I would point to work from Josh Tenenbaum [Massachusetts Institute of Technology]. His work is shedding light on why certain parts of the visual system compute what they do in order to recognize objects. Tenenbaum and collaborators have a way of combining prior knowledge of the structure of the world we have in our brains with the fast inference of neural networks to develop a new way of trying to understand how the brain recognizes objects. That’s something we haven’t made a lot of progress on using traditional methods.
What would you like to see going forward?
I would like to see more opportunities for experimentalists and theorists to work closely together. Still too often, experimentalists collect datasets that they then share with theorists, who do their analysis on it. I want to see more active collaboration between the two, where theorists help design experiments and experimentalists help analyze data. I think that’s increasingly happening.
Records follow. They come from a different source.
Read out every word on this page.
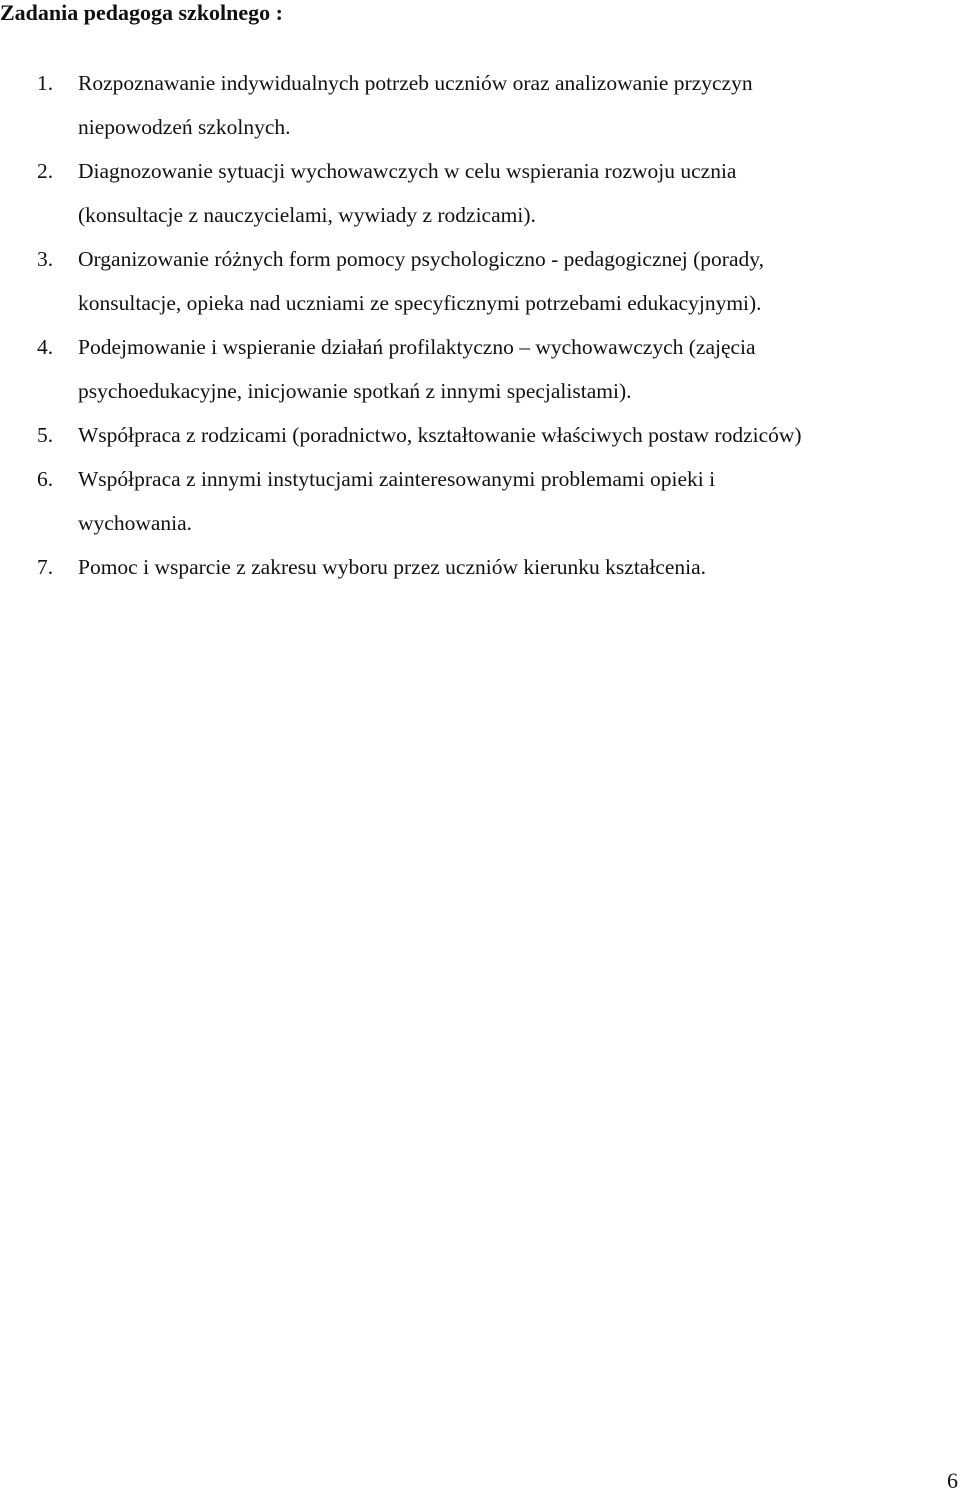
Zadania pedagoga szkolnego :
1. Rozpoznawanie indywidualnych potrzeb uczniów oraz analizowanie przyczyn
niepowodzeń szkolnych.
2. Diagnozowanie sytuacji wychowawczych w celu wspierania rozwoju ucznia
(konsultacje z nauczycielami, wywiady z rodzicami).
3. Organizowanie różnych form pomocy psychologiczno - pedagogicznej (porady,
konsultacje, opieka nad uczniami ze specyficznymi potrzebami edukacyjnymi).
4. Podejmowanie i wspieranie działań profilaktyczno – wychowawczych (zajęcia
psychoedukacyjne, inicjowanie spotkań z innymi specjalistami).
5. Współpraca z rodzicami (poradnictwo, kształtowanie właściwych postaw rodziców)
6. Współpraca z innymi instytucjami zainteresowanymi problemami opieki i
wychowania.
7. Pomoc i wsparcie z zakresu wyboru przez uczniów kierunku kształcenia.
6
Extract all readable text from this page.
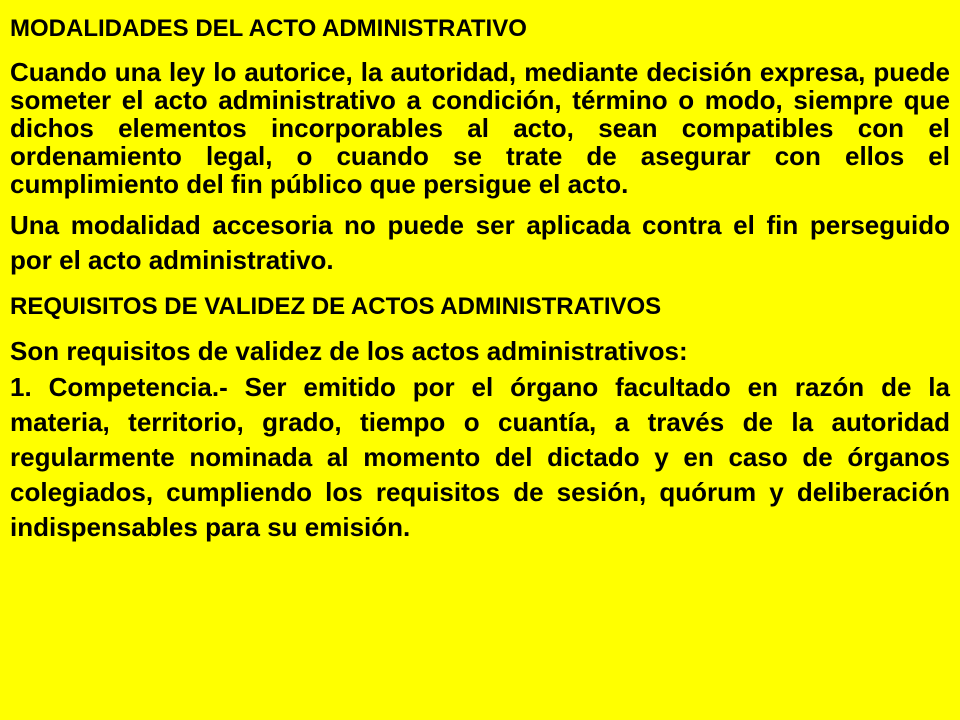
MODALIDADES DEL ACTO ADMINISTRATIVO

Cuando una ley lo autorice, la autoridad, mediante decisión expresa, puede someter el acto administrativo a condición, término o modo, siempre que dichos elementos incorporables al acto, sean compatibles con el ordenamiento legal, o cuando se trate de asegurar con ellos el cumplimiento del fin público que persigue el acto.

Una modalidad accesoria no puede ser aplicada contra el fin perseguido por el acto administrativo.

REQUISITOS DE VALIDEZ DE ACTOS ADMINISTRATIVOS

Son requisitos de validez de los actos administrativos:

1. Competencia.- Ser emitido por el órgano facultado en razón de la materia, territorio, grado, tiempo o cuantía, a través de la autoridad regularmente nominada al momento del dictado y en caso de órganos colegiados, cumpliendo los requisitos de sesión, quórum y deliberación indispensables para su emisión.
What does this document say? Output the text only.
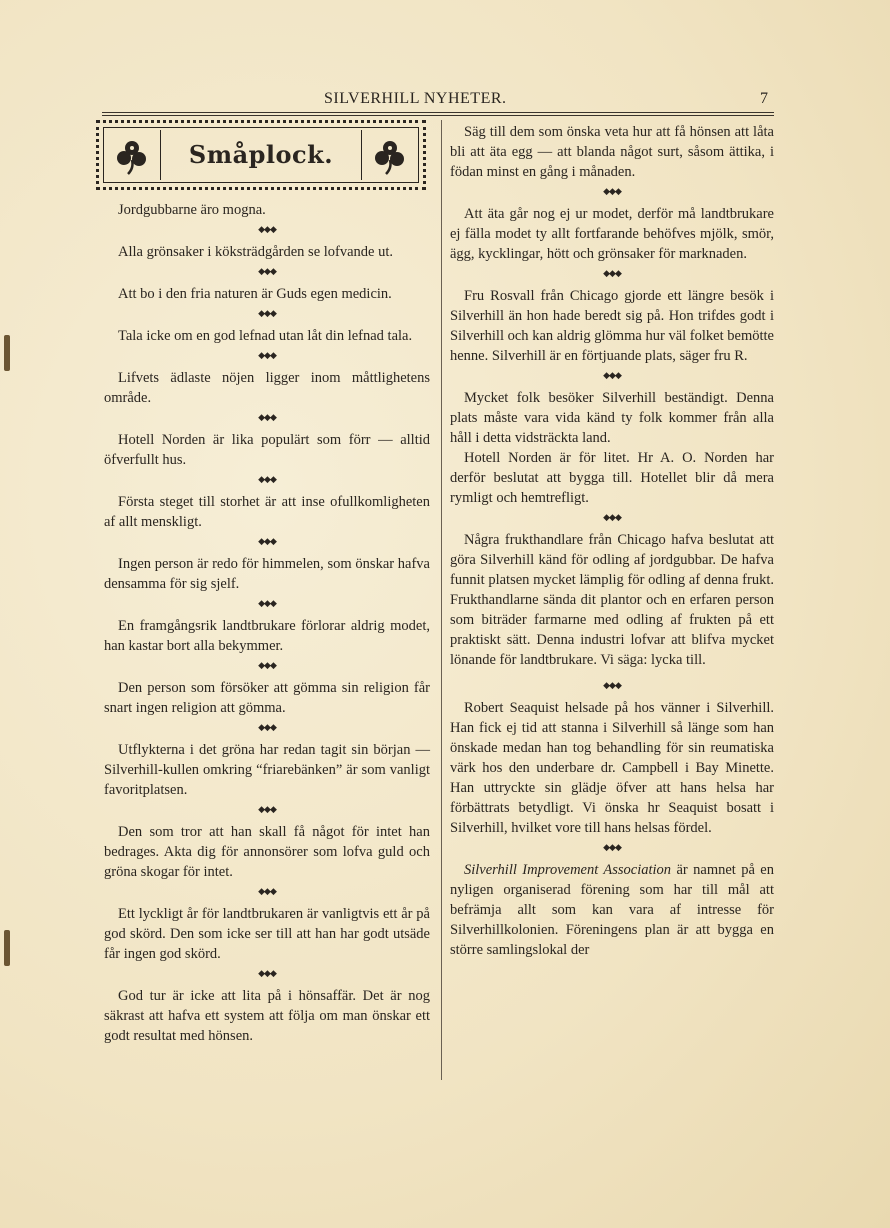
SILVERHILL NYHETER.	7
Småplock.

Jordgubbarne äro mogna.

◆◆◆

Alla grönsaker i köksträdgården se lofvande ut.

◆◆◆

Att bo i den fria naturen är Guds egen medicin.

◆◆◆

Tala icke om en god lefnad utan låt din lefnad tala.

◆◆◆

Lifvets ädlaste nöjen ligger inom måttlighetens område.

◆◆◆

Hotell Norden är lika populärt som förr — alltid öfverfullt hus.

◆◆◆

Första steget till storhet är att inse ofullkomligheten af allt menskligt.

◆◆◆

Ingen person är redo för himmelen, som önskar hafva densamma för sig sjelf.

◆◆◆

En framgångsrik landtbrukare förlorar aldrig modet, han kastar bort alla bekymmer.

◆◆◆

Den person som försöker att gömma sin religion får snart ingen religion att gömma.

◆◆◆

Utflykterna i det gröna har redan tagit sin början — Silverhill-kullen omkring “friarebänken” är som vanligt favoritplatsen.

◆◆◆

Den som tror att han skall få något för intet han bedrages. Akta dig för annonsörer som lofva guld och gröna skogar för intet.

◆◆◆

Ett lyckligt år för landtbrukaren är vanligtvis ett år på god skörd. Den som icke ser till att han har godt utsäde får ingen god skörd.

◆◆◆

God tur är icke att lita på i hönsaffär. Det är nog säkrast att hafva ett system att följa om man önskar ett godt resultat med hönsen.

Säg till dem som önska veta hur att få hönsen att låta bli att äta egg — att blanda något surt, såsom ättika, i födan minst en gång i månaden.

◆◆◆

Att äta går nog ej ur modet, derför må landtbrukare ej fälla modet ty allt fortfarande behöfves mjölk, smör, ägg, kycklingar, hött och grönsaker för marknaden.

◆◆◆

Fru Rosvall från Chicago gjorde ett längre besök i Silverhill än hon hade beredt sig på. Hon trifdes godt i Silverhill och kan aldrig glömma hur väl folket bemötte henne. Silverhill är en förtjuande plats, säger fru R.

◆◆◆

Mycket folk besöker Silverhill beständigt. Denna plats måste vara vida känd ty folk kommer från alla håll i detta vidsträckta land.

Hotell Norden är för litet. Hr A. O. Norden har derför beslutat att bygga till. Hotellet blir då mera rymligt och hemtrefligt.

◆◆◆

Några frukthandlare från Chicago hafva beslutat att göra Silverhill känd för odling af jordgubbar. De hafva funnit platsen mycket lämplig för odling af denna frukt. Frukthandlarne sända dit plantor och en erfaren person som biträder farmarne med odling af frukten på ett praktiskt sätt. Denna industri lofvar att blifva mycket lönande för landtbrukare. Vi säga: lycka till.

◆◆◆

Robert Seaquist helsade på hos vänner i Silverhill. Han fick ej tid att stanna i Silverhill så länge som han önskade medan han tog behandling för sin reumatiska värk hos den underbare dr. Campbell i Bay Minette. Han uttryckte sin glädje öfver att hans helsa har förbättrats betydligt. Vi önska hr Seaquist bosatt i Silverhill, hvilket vore till hans helsas fördel.

◆◆◆

Silverhill Improvement Association är namnet på en nyligen organiserad förening som har till mål att befrämja allt som kan vara af intresse för Silverhillkolonien. Föreningens plan är att bygga en större samlingslokal der
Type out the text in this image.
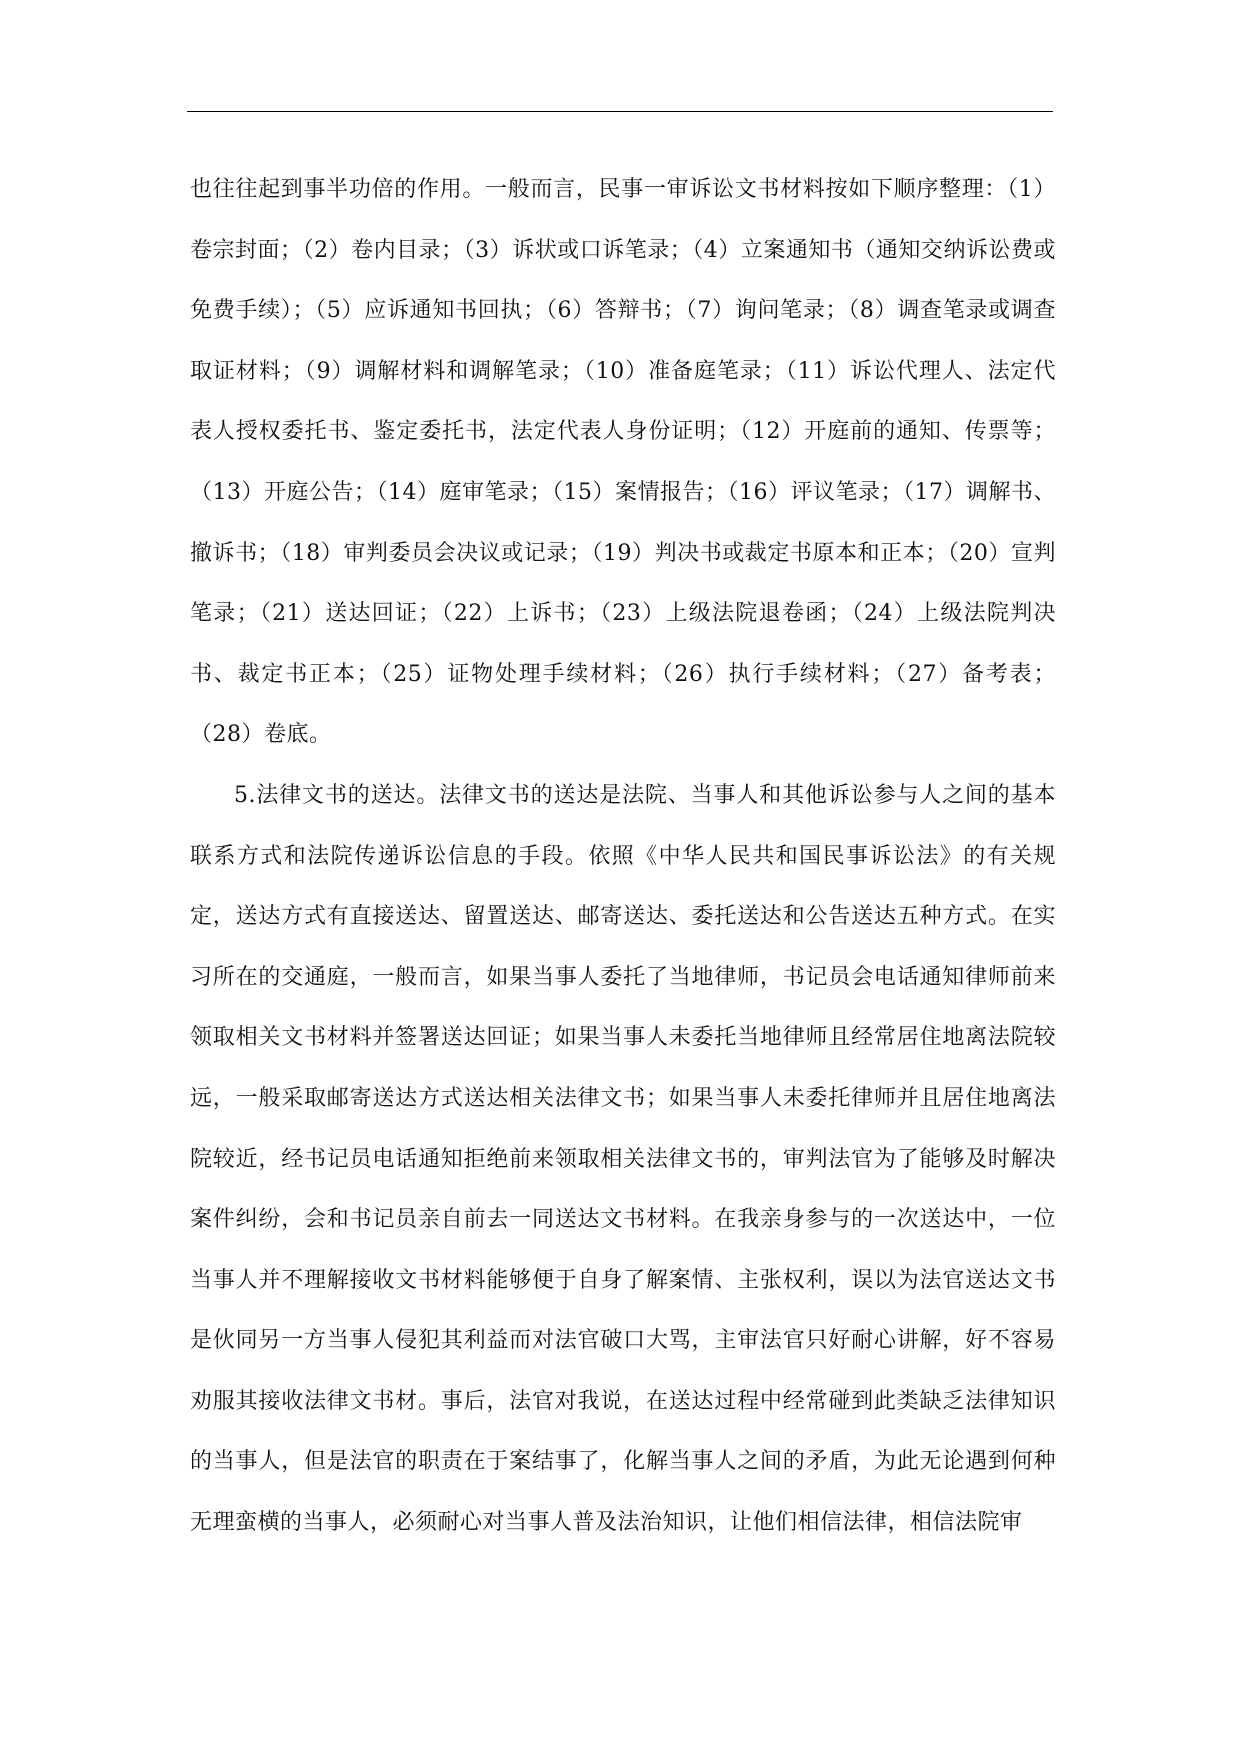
也往往起到事半功倍的作用。一般而言，民事一审诉讼文书材料按如下顺序整理：（1）卷宗封面；（2）卷内目录；（3）诉状或口诉笔录；（4）立案通知书（通知交纳诉讼费或免费手续）；（5）应诉通知书回执；（6）答辩书；（7）询问笔录；（8）调查笔录或调查取证材料；（9）调解材料和调解笔录；（10）准备庭笔录；（11）诉讼代理人、法定代表人授权委托书、鉴定委托书，法定代表人身份证明；（12）开庭前的通知、传票等；（13）开庭公告；（14）庭审笔录；（15）案情报告；（16）评议笔录；（17）调解书、撤诉书；（18）审判委员会决议或记录；（19）判决书或裁定书原本和正本；（20）宣判笔录；（21）送达回证；（22）上诉书；（23）上级法院退卷函；（24）上级法院判决书、裁定书正本；（25）证物处理手续材料；（26）执行手续材料；（27）备考表；（28）卷底。

5.法律文书的送达。法律文书的送达是法院、当事人和其他诉讼参与人之间的基本联系方式和法院传递诉讼信息的手段。依照《中华人民共和国民事诉讼法》的有关规定，送达方式有直接送达、留置送达、邮寄送达、委托送达和公告送达五种方式。在实习所在的交通庭，一般而言，如果当事人委托了当地律师，书记员会电话通知律师前来领取相关文书材料并签署送达回证；如果当事人未委托当地律师且经常居住地离法院较远，一般采取邮寄送达方式送达相关法律文书；如果当事人未委托律师并且居住地离法院较近，经书记员电话通知拒绝前来领取相关法律文书的，审判法官为了能够及时解决案件纠纷，会和书记员亲自前去一同送达文书材料。在我亲身参与的一次送达中，一位当事人并不理解接收文书材料能够便于自身了解案情、主张权利，误以为法官送达文书是伙同另一方当事人侵犯其利益而对法官破口大骂，主审法官只好耐心讲解，好不容易劝服其接收法律文书材。事后，法官对我说，在送达过程中经常碰到此类缺乏法律知识的当事人，但是法官的职责在于案结事了，化解当事人之间的矛盾，为此无论遇到何种无理蛮横的当事人，必须耐心对当事人普及法治知识，让他们相信法律，相信法院审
A lot of a papers in the issue were co-authored by experimentalists and theorists.
How can the field enhance that kind of collaboration?
The BRAIN Initiative is a major venue for encouraging experimentalists to talk to theorists, as well as for promoting data sharing. For many years, it was hard to get access to good data. The SCGB is another good example. The first round of funding went to individual PIs or pairs of PIs. In the next funding round, we were encouraged to form larger groups. That’s another exciting development. In this round, I’m part of the International Brain Lab, a group of 21 scientists working together to understand decision-making and foraging behavior using recordings from the entire mouse brain. The collaboration has a nearly even split between experimentalists and theorists, and the two groups have been working closely together on everything from the design of the task, to models of behavior, to new methods for the analysis of electrophysiological data. I think the opportunities for combining different levels of analysis with large-scale behavioral and neural datasets are going to provide a lot of exciting opportunities for new science.